Suknie czarownic zaczynają od czerni, ale szybko bledną do różnych odcieni szarości, a to z powodu częstego prania, czy też — w przypadku panny Tyk — z powodu regularnych kąpieli w rozmaitych stawach i rzeczkach. Suknie stawały się też wytarte i postrzępione, a ich właścicielkom to odpowiadało. Pokazywało, że są czarownicami pracującymi, a nie czarownicami na pokaz. Jednak cztery czarne ślady kocich łapek z przodu sukni sugerowały, że właścicielka jest trochę niedbała.
Panna Tyk postawiła kotkę na podłodze, a Ty podeszła do babci Weatherwax, otarła się ojej nogi i próbowała wymiauczeć jeszcze trochę kurczaka.
— Co było takie ważne? — spytała panna Tyk.
— Pytam cię, Perspikacjo Tyk, jak czarownica czarownicę: czy zimistrz spotkał już kiedyś dziewczynę?
— No cóż… — zaczęła panna Tyk. — Wydaje mi się, że klasyczną reprezentację Lata można określić jako…
— Ale czy kiedykolwiek się spotykają?
— Podczas tańca, jak sądzę. Tylko na moment.
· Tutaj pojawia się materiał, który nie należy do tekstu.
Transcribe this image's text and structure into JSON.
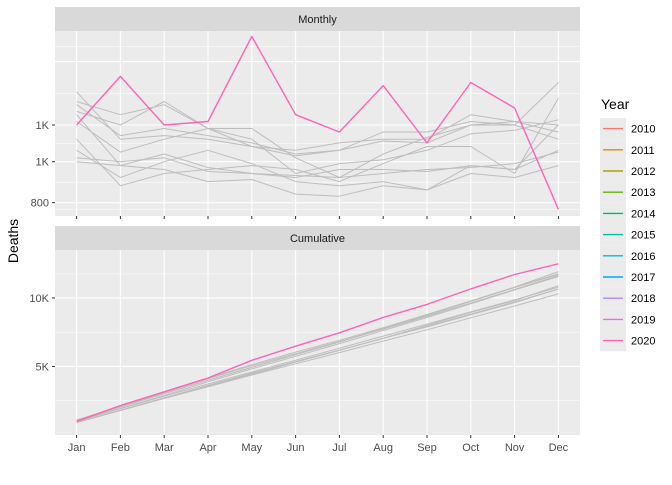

— I w tym momencie, dokładnie w tej chwili, na scenę wtańczyła Tiffany Obolała — rzekła babcia. — Czarownica, która nie chce chodzić w czerni. Nie; ona woli zieleń i błękit, jak zielona trawa pod błękitnym niebem. Przez cały czas czerpie z mocy swoich wzgórz. I te wzgórza ją wołają. Wzgórza, które kiedyś były żywe, panno Tyk. One czują rytm tańca, a zatem w kościach czuje i ona… gdyby tylko to rozumiała. To kształtuje jej życie, nawet tutaj! Nie mogła się opanować i musiała tupać nogą. Ziemia tupie nogą w rytm Tańca Pór Roku!